Obviously, explaining what happens will require some SPOILERS for Unfrosted!
The story of Unfrosted sees Seinfeld playing "Bob Cabana" a top executive at Kellogg's, who gets into a breakfast food arms race with rival Marjorie Post (Amy Schumer) of Post cereals. Even when the Kellogg team got their big breakthrough by inventing a breakfast pastry that could be stored on shelves, they still had no idea what to name it or how to market it.
So they called in the experts.
Unfrosted's Mad Men Cameo Explained
In a hilarious crossover scene, Bob Cabana, his boss Edsel Kellogg III (Jim Gaffigan) and lead research scientist Donna Stankowski (Melissa McCarthy) meet with the Mad Men gang from Sterling Cooper for a marketing pitch, which is led by Don Draper (Jon Hamm), with Roger Sterling (John Slattery) sitting in as his wing-man.

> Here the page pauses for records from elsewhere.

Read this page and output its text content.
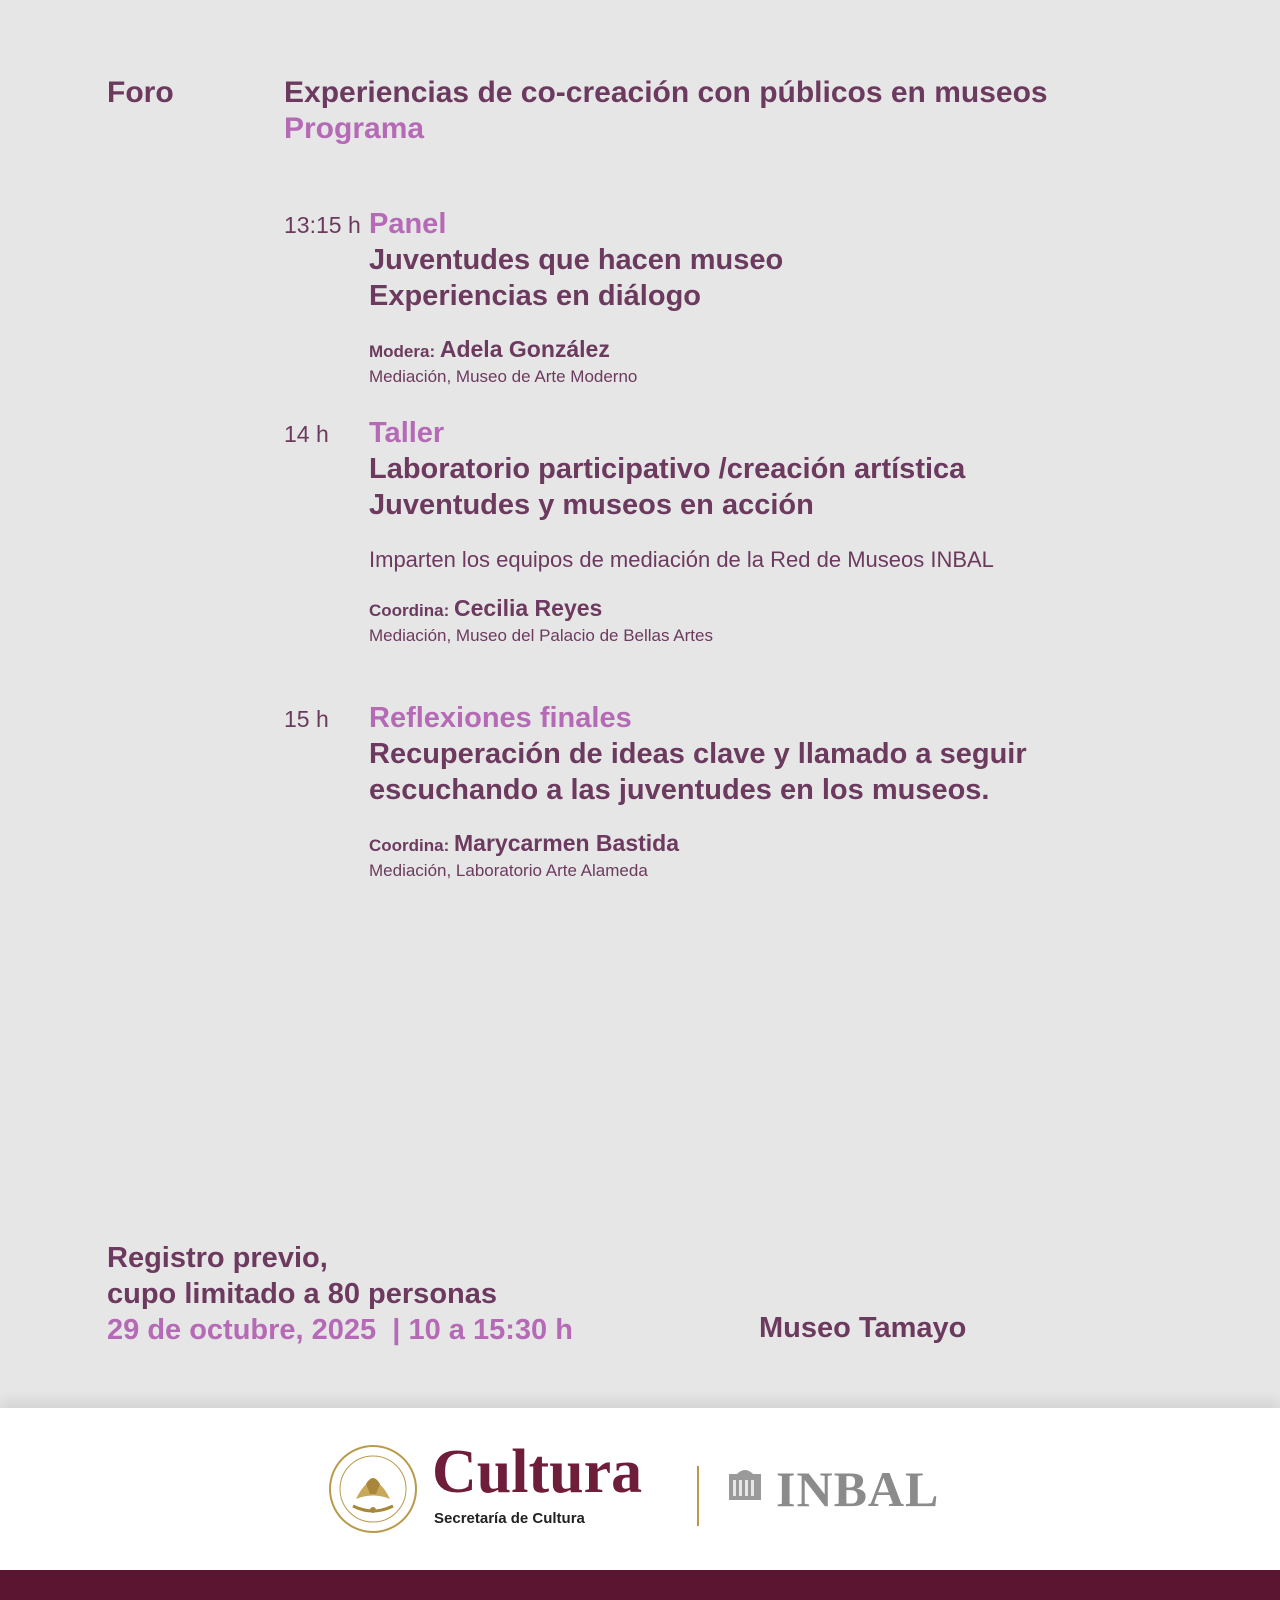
Foro	Experiencias de co-creación con públicos en museos
Programa
13:15 h Panel
Juventudes que hacen museo
Experiencias en diálogo
Modera: Adela González
Mediación, Museo de Arte Moderno
14 h Taller
Laboratorio participativo /creación artística
Juventudes y museos en acción
Imparten los equipos de mediación de la Red de Museos INBAL
Coordina: Cecilia Reyes
Mediación, Museo del Palacio de Bellas Artes
15 h Reflexiones finales
Recuperación de ideas clave y llamado a seguir
escuchando a las juventudes en los museos.
Coordina: Marycarmen Bastida
Mediación, Laboratorio Arte Alameda
Registro previo,
cupo limitado a 80 personas
29 de octubre, 2025  | 10 a 15:30 h	Museo Tamayo
Cultura
Secretaría de Cultura
INBAL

We get a classic Mad Men Don Draper pitch scene (if you know you know...), only in the comedic stylings of Unfrosted, Don goes way over the top with his idea, naming the breakfast pastry the "Jelle Jolie," with marketing poster concepts using scantily-clad pin-up girls to sexualize the product. It's a spot-on send-up when Gaffigan's Ed Kellogg insists they are a family-friendly cereal company, and Don bullies them into either getting provocative or being irrelevant, while Roger not-so-subtly suggests that their sad little Michigan town could use a little more sexy seduction – that he is happy to provide himself.

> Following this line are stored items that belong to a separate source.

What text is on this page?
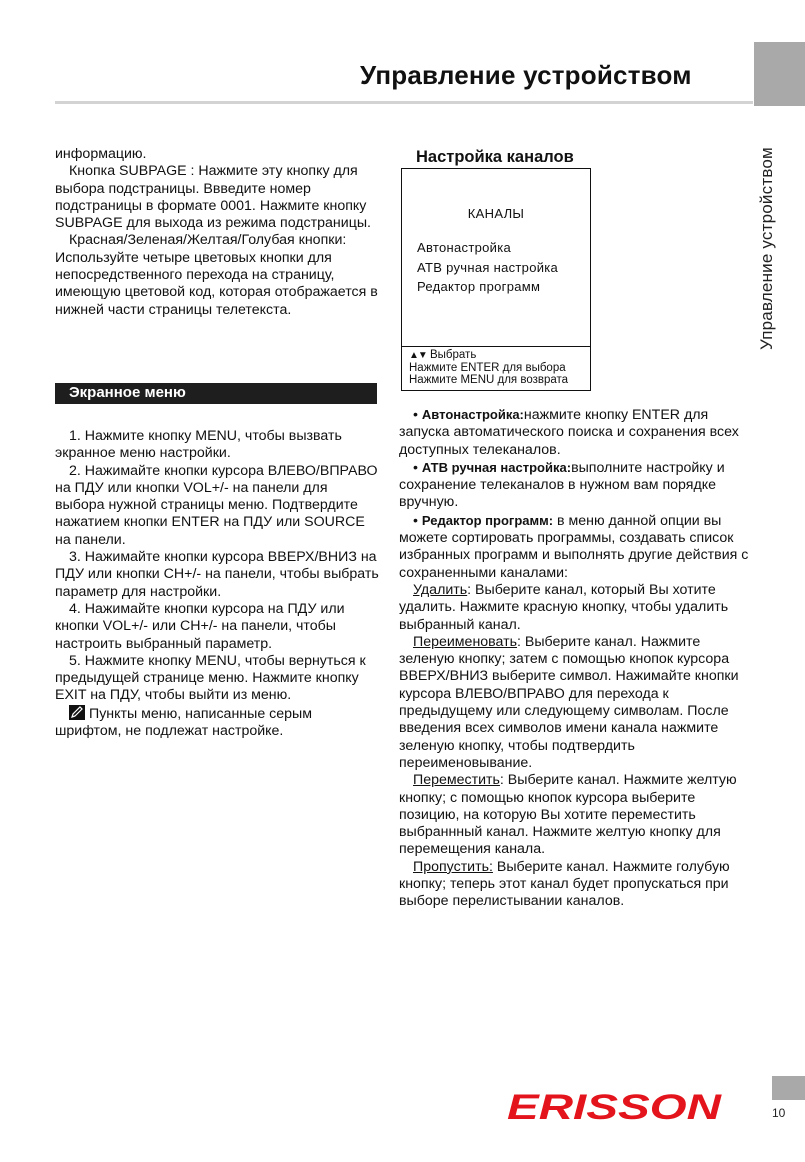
Управление устройством
Управление устройством

информацию.

Кнопка SUBPAGE : Нажмите эту кнопку для выбора подстраницы. Ввведите номер подстраницы в формате 0001. Нажмите кнопку SUBPAGE для выхода из режима подстраницы.

Красная/Зеленая/Желтая/Голубая кнопки: Используйте четыре цветовых кнопки для непосредственного перехода на страницу, имеющую цветовой код, которая отображается в нижней части страницы телетекста.

Экранное меню

1. Нажмите кнопку MENU, чтобы вызвать экранное меню настройки.

2. Нажимайте кнопки курсора ВЛЕВО/ВПРАВО на ПДУ или кнопки VOL+/- на панели для выбора нужной страницы меню. Подтвердите нажатием кнопки ENTER на ПДУ или SOURCE на панели.

3. Нажимайте кнопки курсора ВВЕРХ/ВНИЗ на ПДУ или кнопки CH+/- на панели, чтобы выбрать параметр для настройки.

4. Нажимайте кнопки курсора на ПДУ или кнопки VOL+/- или CH+/- на панели, чтобы настроить выбранный параметр.

5. Нажмите кнопку MENU, чтобы вернуться к предыдущей странице меню. Нажмите кнопку EXIT на ПДУ, чтобы выйти из меню.

Пункты меню, написанные серым шрифтом, не подлежат настройке.

Настройка каналов
КАНАЛЫ
Автонастройка
АТВ ручная настройка
Редактор программ
▲▼ Выбрать
Нажмите ENTER для выбора
Нажмите MENU для возврата

• Автонастройка:нажмите кнопку ENTER для запуска автоматического поиска и сохранения всех доступных телеканалов.

• АТВ ручная настройка:выполните настройку и сохранение телеканалов в нужном вам порядке вручную.

• Редактор программ: в меню данной опции вы можете сортировать программы, создавать список избранных программ и выполнять другие действия с сохраненными каналами:

Удалить: Выберите канал, который Вы хотите удалить. Нажмите красную кнопку, чтобы удалить выбранный канал.

Переименовать: Выберите канал. Нажмите зеленую кнопку; затем с помощью кнопок курсора ВВЕРХ/ВНИЗ выберите символ. Нажимайте кнопки курсора ВЛЕВО/ВПРАВО для перехода к предыдущему или следующему символам. После введения всех символов имени канала нажмите зеленую кнопку, чтобы подтвердить переименовывание.

Переместить: Выберите канал. Нажмите желтую кнопку; с помощью кнопок курсора выберите позицию, на которую Вы хотите переместить выбраннный канал. Нажмите желтую кнопку для перемещения канала.

Пропустить: Выберите канал. Нажмите голубую кнопку; теперь этот канал будет пропускаться при выборе перелистывании каналов.

ERISSON	10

Unfrosted is set in the year 1963, which is the same time period in which Mad Men Season 3 takes place. Funny enough, it was in that third season that both Don and Roger saw their tomcat ways cause trouble in their respective marriages – ultimately ending Don's. Unfrosted makes sure to let poke fun of the Mad Men bravado, with McCarthy's character calling B.S. on Don's line that "His pleasure is her pleasure too."

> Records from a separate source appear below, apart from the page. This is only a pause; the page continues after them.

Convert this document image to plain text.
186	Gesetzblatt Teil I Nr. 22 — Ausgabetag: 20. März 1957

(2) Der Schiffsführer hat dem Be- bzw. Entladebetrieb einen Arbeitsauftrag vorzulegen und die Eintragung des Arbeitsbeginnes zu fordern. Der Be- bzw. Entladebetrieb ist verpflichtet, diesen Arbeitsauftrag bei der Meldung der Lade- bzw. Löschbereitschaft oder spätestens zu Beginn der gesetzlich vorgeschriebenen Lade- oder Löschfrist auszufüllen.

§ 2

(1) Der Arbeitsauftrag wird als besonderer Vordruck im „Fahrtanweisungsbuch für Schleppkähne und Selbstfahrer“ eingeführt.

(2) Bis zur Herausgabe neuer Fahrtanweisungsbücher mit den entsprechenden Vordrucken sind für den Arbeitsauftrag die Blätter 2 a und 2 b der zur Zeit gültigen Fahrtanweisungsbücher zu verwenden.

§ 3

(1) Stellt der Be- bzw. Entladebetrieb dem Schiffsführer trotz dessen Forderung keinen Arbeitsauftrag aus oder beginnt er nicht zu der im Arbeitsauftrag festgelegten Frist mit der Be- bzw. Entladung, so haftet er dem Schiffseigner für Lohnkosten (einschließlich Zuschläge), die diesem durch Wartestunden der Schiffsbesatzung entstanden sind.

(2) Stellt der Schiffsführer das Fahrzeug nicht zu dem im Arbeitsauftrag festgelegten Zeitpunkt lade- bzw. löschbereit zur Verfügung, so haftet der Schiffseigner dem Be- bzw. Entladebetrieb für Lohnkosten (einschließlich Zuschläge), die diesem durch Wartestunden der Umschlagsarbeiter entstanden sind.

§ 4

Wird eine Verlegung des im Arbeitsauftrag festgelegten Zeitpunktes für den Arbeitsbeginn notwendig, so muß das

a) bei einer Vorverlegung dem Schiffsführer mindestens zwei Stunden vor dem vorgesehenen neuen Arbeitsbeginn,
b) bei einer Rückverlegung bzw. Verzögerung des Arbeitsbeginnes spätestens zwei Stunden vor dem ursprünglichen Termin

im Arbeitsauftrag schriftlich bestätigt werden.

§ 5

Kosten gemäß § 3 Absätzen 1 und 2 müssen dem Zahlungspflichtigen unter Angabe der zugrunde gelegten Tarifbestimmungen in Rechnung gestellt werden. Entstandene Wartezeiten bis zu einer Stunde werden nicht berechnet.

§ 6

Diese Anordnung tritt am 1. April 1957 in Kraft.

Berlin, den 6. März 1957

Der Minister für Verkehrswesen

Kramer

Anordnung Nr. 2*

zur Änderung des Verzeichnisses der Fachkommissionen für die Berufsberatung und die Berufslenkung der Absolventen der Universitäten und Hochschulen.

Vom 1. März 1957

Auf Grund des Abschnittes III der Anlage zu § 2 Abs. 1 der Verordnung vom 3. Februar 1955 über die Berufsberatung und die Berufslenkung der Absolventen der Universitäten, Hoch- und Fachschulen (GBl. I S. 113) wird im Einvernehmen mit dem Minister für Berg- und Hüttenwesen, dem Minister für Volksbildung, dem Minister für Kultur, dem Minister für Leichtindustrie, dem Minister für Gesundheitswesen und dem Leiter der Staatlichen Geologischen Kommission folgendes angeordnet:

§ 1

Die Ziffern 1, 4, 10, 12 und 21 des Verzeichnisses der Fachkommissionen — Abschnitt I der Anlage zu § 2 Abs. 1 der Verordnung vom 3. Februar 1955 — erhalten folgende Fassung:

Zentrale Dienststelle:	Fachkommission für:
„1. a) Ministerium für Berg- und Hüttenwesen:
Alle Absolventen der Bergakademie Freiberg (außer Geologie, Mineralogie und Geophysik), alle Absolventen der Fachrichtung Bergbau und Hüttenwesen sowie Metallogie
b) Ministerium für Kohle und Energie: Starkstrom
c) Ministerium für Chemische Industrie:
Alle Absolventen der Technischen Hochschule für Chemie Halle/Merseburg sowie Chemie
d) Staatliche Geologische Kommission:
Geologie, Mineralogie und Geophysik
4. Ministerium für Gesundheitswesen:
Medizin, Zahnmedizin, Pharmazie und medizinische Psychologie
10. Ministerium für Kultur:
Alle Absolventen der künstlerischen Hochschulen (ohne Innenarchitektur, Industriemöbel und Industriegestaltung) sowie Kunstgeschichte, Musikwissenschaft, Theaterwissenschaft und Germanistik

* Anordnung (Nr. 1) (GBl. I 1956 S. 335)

There's been some buzz about this Mad Men crossover with Unfrosted – and not all of it positive. That said, Seinfeld's film doesn't make it a mystery that it is playing fast and loose with history and reality, routinely leaning into absurdist and/or slapstick comedy. This Mad Men bit is some pretty good satire comedy, while never losing the silly spirit of the overall film. What's there to be mad about?
Unfrosted is now streaming on Netflix.